Le Camcopter S-100 (© : SCHIEBEL)
Le Camcopter S-100 (© : SCHIEBEL)

Le Camcopter S-100 (© : SCHIEBEL)
Le Camcopter S-100 (© : SCHIEBEL)

Dans le cadre d'un partenariat avec DCNS, ce drone sera également déployé sur le patrouilleur hauturier L'Adroit, mis à disposition de la Marine nationale entre 2012 et 2015. Capable d'emporter une charge de 80 kg et de voler 10 heures, Camcopter S-100 devrait concourir à un appel d'offres visant à équiper les frégates La Fayette de drones légers mono-capteur (FLIR) pour les opérations de lutte contre la piraterie. En dehors de Schiebel, d'autres constructeurs européens, comme le Saab, pourrait aussi se positionner sur ce segment. Le groupe suédois a, ainsi, développé le Skeldar, un petit drone embarquant une boule FLIR mais, pour le moment, plutôt orienté vers les opérations terrestres.
Pour en revenir à la France, après s'être "fait la main" sur de petits drones, il est ensuite prévu de doter la flotte d'engins plus gros dans le cadre du programme SDAM (Système de Drone Aérien de la Marine). L'une des difficultés techniques reste la capacité à mettre en oeuvre et récupérer automatiquement un AUV sur une plateforme soumise aux mouvements de la mer. C'est pourquoi un contrat d'études a été notifié en 2008 à Thales et DCNS pour travailler sur le système de décollage et d'appontage automatique d'un drone à voilure tournante. Les premiers essais d'approche et d'atterissage automatiques sont intervenus ce mois-ci aux Etats-Unis avec l'AH-6U Little Bird de Boeing (2 tonnes et 350 kg de charge utile). Une campagne à la mer est aussi prévue sur un bâtiment de la Marine nationale. Le programme SDAM sera ensuite lancé, permettant aux industriels de présenter différentes solutions. Plusieurs modèles peuvent répondre aux besoins, dont l'Orka d'EADS. Adaptation de l'hélicoptère Cabri, cet UAV présente un rapport poids/charge utile intéressant (1 tonnes, 180 kg) et une vitesse de 200 km/h. Des essais ont notamment été effectués sur un bâtiment de projection et de commandement (BPC) du type Mistral.

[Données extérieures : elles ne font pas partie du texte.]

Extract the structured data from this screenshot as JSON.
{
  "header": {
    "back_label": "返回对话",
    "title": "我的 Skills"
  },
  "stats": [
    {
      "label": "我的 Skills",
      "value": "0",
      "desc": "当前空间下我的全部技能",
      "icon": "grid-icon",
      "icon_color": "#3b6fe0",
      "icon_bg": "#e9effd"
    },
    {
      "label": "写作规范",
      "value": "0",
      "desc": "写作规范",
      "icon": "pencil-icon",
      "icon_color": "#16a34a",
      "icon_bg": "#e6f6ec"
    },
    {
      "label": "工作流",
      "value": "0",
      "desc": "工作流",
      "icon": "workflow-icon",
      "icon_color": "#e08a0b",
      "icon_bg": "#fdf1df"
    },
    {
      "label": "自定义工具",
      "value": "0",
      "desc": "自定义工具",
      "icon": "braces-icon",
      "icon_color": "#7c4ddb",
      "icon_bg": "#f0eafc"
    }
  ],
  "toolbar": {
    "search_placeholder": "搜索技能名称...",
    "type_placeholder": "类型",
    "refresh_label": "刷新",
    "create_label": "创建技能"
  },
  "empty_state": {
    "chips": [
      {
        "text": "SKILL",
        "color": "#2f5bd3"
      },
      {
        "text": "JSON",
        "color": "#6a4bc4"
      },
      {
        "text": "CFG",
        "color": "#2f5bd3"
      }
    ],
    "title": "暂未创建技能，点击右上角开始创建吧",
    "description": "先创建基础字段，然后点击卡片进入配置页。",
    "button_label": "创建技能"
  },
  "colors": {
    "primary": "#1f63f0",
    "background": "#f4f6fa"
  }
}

Le Little Bird (© : BOEING)
Le Little Bird (© : BOEING)

L'Orka sur un BPC (© : MARINE NATIONALE)
L'Orka sur un BPC (© : MARINE NATIONALE)

Les drones MALE au dessus des flots

Si les efforts portent principalement sur les drones tactiques embarqués, des études sont également conduites sur les systèmes MALE (Moyenne Altitude Longue Endurance) basés à terre et pouvant servir à la surveillance maritime. Là encore, les solutions sont envisagées dans une logique de complémentarité avec les autres moyens, sans chercher à se substituer à l'avion de patrouille maritime pour ce qui relève de l'intervention. Sagem propose le Patroller M, développé à partir de l'avion allemand S-15 (Stemme), sur lequel le groupe français apporte l'optronique, l'avionique de bord et les liaisons de données. Cet engin, qui dispose d'une autonomie de 30 heures, a réalisé en 2010 ses premiers vols autonomes. Alors que Sagem a annoncé la création d'une filiale commune dédiée aux drones tactiques avec Elbit, le groupe israélien est déjà associé à Thales sur le Watchkeeper. Ce système, retenu par l'armée britannique, va faire l'objet d'une expertise pour la surveillance maritime, par exemple pour des missions de routine en Manche ou de surveillance des pêches dans le golfe de Gascogne. Alors que Dassault Aviation et BAE Systems viennent de s'allier pour développer un système MALE baptisé Telemos (inspiré du Mantis britannique), EADS mise toujours sur le Talarion. Ce biréacteur de 7 tonnes et 28 mètres d'envergure, conçu pour opérer dans un espace aérien civil, a été imaginé pour intervenir dans différentes missions de sécurité, comme la lutte contre la piraterie et le narcotrafic, la protection des frontières ou la gestion des catastrophes naturelles et écologiques. Le premier vol du prototype est annoncé par EADS en 2014.

Le Patroller (© : SAGEM)
Le Patroller (© : SAGEM)

Le Watchkeeper (© : THALES)
Le Watchkeeper (© : THALES)

Le Talarion (© : EADS)
Le Talarion (© : EADS)

Le Telemos (© : MER ET MARINE)
Le Telemos (© : MER ET MARINE)

UCAV à l'horizon

Enfin, un autre domaine d'étude couvre le Unmanned Combat Air Vehicle (UCAV), c'est-à-dire les drones aériens de combat. Pour l'heure, seuls les américains se sont lancés dans des programmes d'engins embarqués, avec les démonstrateurs X-47B de Northrop Grumman et Phantom Ray de Boeing, qui ont réalisé leurs premiers vols cette année. Alors que le X-47B doit débuter ses essais sur porte-avions à partir de 2013, aucun projet équivalent n'est à l'ordre du jour en Europe. Pour l'heure, seuls BAE Systems et Dassault Aviation travaillent sur des UCAV, les Taranis et Neuron, aucun n'étant conçu pour une application embarquée. Il s'agit néanmoins d'un premier pas très important pour acquérir le savoir-faire très pointu que nécessitera cette technologie. Autour de Dassault Aviation, le Suédois Saab, le Grec HAI, le Suisse RUAG et l'Espagnol EADS-CASA travaillent actuellement sur l'assemblage du Neuron, dont le premier vol est attendu en 2012.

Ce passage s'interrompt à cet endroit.